The Renaissance sculpture has come a long and difficult path from Bendetto Antelami’s timid attempts to bring into their work individuality, character and non-standard, to the brilliant and flawless works of the Vatican creator Michelangelo Buonarotti.
If in the Middle Ages, sculpture was inextricably linked with architecture and was not even considered as a separate art, then with the beginning of the Renaissance, the slow but sure process of separating the sculpture begins, releasing it from dependence on architectural ideas. Sculptures gradually "move away" from the walls of temples, from reliefs and porticos, becoming an independent, self-sufficient art.
The Renaissance is divided into three periods, the first of which dates back to the 13th century, and the last ends the 16th century.
Art Benedetto belongs to the Romanesque era. However, in his works (reliefs of the Parma Cathedral) the desire to break free from the narrow framework of the canonical Middle Ages is already guessed. His sculptures are still disproportionate, simple, but in their faces one can see an attempt to convey the intellect, creativity and beauty of a person.
The tradition was picked up by the sculptors Pisano and di Cambio. Their sculptures are not just the search for new aesthetics, the quest is associated with the best examples of ancient antiquity, the desire to return to which gave rise to a revolution in the look at beauty.
The sculptures of Verrocchio and Donatello finally “detached” from the walls and are independent works of art.

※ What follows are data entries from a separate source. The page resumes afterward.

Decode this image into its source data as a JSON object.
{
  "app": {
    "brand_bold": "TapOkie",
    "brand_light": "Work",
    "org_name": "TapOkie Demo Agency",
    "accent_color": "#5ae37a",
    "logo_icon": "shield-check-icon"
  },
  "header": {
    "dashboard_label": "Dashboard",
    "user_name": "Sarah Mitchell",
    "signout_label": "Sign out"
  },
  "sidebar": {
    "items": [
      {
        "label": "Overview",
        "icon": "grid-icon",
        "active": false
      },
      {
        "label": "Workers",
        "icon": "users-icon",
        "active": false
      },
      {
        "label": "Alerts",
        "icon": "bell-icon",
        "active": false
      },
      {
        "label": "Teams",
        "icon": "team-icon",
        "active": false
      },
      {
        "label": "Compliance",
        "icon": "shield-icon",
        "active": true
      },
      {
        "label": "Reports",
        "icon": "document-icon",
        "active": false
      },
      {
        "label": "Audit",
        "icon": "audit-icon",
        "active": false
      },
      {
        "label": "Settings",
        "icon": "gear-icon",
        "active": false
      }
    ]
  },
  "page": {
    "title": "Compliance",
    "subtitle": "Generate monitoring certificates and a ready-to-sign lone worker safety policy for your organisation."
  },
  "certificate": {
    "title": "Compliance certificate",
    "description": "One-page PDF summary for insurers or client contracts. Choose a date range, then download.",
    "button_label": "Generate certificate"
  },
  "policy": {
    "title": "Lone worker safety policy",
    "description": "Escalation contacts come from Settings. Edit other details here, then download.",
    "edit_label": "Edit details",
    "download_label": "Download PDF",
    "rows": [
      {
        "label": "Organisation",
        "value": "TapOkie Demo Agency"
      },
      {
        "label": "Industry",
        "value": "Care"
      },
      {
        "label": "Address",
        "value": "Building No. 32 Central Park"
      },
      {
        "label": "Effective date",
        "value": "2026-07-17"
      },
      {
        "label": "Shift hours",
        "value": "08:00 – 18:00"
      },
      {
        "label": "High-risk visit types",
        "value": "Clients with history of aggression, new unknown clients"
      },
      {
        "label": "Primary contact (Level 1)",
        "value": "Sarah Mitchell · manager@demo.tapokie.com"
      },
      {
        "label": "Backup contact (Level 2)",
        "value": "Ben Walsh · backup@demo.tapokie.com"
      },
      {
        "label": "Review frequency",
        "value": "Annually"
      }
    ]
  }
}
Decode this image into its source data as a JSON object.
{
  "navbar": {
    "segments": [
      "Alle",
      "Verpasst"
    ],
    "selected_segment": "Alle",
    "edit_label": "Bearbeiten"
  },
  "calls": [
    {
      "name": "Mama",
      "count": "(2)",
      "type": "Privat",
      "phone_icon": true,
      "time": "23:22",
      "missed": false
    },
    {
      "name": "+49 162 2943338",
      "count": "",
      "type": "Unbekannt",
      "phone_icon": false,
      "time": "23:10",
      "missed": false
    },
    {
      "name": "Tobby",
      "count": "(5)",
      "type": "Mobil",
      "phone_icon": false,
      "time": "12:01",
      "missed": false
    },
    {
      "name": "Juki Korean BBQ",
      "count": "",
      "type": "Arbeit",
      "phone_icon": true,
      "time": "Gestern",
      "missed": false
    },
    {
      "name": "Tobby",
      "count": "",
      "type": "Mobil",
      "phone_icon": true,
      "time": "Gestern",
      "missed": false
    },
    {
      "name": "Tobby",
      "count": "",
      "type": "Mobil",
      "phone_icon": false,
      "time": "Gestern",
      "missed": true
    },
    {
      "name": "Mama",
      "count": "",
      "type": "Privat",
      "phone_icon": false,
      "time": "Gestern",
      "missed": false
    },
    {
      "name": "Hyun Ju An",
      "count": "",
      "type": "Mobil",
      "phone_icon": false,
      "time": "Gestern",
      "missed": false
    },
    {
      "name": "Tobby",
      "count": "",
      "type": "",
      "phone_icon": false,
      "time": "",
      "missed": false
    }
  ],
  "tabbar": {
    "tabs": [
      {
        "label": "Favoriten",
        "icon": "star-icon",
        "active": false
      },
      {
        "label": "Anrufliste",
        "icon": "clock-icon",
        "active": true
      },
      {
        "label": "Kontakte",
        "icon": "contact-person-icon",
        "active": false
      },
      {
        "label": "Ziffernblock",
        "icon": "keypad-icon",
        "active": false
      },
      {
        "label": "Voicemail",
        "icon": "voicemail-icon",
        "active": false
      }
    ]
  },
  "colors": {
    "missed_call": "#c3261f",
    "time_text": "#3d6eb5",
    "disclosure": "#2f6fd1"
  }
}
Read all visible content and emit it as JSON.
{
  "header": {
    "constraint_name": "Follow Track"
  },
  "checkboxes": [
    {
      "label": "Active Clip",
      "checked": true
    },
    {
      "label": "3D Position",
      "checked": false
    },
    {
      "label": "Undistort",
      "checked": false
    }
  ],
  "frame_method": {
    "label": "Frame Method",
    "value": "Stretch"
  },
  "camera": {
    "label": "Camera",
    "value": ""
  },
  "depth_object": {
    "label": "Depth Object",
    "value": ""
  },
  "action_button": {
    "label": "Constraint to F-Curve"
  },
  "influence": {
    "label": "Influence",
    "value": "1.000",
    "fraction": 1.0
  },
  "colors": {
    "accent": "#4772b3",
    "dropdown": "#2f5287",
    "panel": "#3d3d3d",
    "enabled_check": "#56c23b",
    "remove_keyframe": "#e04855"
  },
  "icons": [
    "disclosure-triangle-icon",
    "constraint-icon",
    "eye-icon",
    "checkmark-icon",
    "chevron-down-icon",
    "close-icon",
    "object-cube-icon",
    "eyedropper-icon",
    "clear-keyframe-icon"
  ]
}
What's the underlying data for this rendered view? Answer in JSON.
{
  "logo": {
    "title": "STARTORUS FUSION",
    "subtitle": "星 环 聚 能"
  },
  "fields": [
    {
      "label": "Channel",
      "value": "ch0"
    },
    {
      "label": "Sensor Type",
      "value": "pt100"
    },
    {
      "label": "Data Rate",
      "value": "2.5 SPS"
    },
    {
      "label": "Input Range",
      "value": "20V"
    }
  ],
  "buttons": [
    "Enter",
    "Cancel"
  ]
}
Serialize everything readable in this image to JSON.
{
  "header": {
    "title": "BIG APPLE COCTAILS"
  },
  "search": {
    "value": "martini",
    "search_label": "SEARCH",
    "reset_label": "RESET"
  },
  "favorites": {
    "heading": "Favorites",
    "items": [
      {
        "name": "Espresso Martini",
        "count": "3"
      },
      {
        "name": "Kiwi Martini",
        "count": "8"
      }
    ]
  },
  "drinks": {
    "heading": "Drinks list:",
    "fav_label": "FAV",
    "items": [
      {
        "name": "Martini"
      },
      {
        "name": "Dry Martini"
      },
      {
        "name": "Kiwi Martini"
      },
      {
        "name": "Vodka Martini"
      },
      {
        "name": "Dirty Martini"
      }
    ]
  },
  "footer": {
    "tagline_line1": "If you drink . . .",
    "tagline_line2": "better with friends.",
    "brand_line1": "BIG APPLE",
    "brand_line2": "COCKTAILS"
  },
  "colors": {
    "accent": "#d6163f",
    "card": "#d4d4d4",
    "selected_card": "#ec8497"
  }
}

Biblical David, played by the great teacher Leonardo (Andrea Verrocchio) - an awkward, angular teenager, astounded by his own victory over the giant, proudly tramples the head of a fallen enemy with his foot. There is a barely perceptible smile on the face of the hero, and children's curls and deliberately "heroic" pose evoke emotion. The master depicted a young man with a difficult teenage character. Self-confident, rebellious warehouse. The work turned out realistic both in appearance and in internal content. There is no shadow of medieval pathos, pathos. Here the author admires an ordinary boy who turned out to be a hero.
It was Donatello who first created the nude sculpture of the Renaissance. Before him, no master dared to come so close to ancient models, bringing in them the Christian virtue. David Donatello - also awkward and somewhat angular. The proportions of the body are treated quite gently, the hero is deprived of pronounced muscles. The pose of the hero chosen by the author is free and relaxed. This is a posture of a Greek god rather than a biblical character. It is known that for its time the sculpture was so bold that the Medici who ordered it chose to install it in the courtyard of their home, away from prying eyes.
The rapid development of art, and sculpture in particular, occurred at the turn of the 15th and 16th centuries, when large-scale construction began in Rome, Florence, Venice and other major cities of Italy. This period, which bears the proud name of "High Renaissance", is associated primarily with the name of Michelangelo.
The works of the master of genius admired contemporaries no less than the modern viewer. After the public saw the sculpture “The Dying Slave”, rumors spread in society that the model was tortured so that the suffering could be depicted more accurately.
Michelangelo became famous for his sculptures adorning the Vatican, Rome, Florence. His work "Pieta" - the pinnacle of world sculpture, a manifestation of brilliant abilities. Heroes of the genius suffer, reflect, rejoice. They have so much content, energy and depth, that admiring the magnificent works of a genius probably never stops. More information about the works of the master can be found here.

Watch the video: Florence, Italy: Michelangelo's David (October 2019).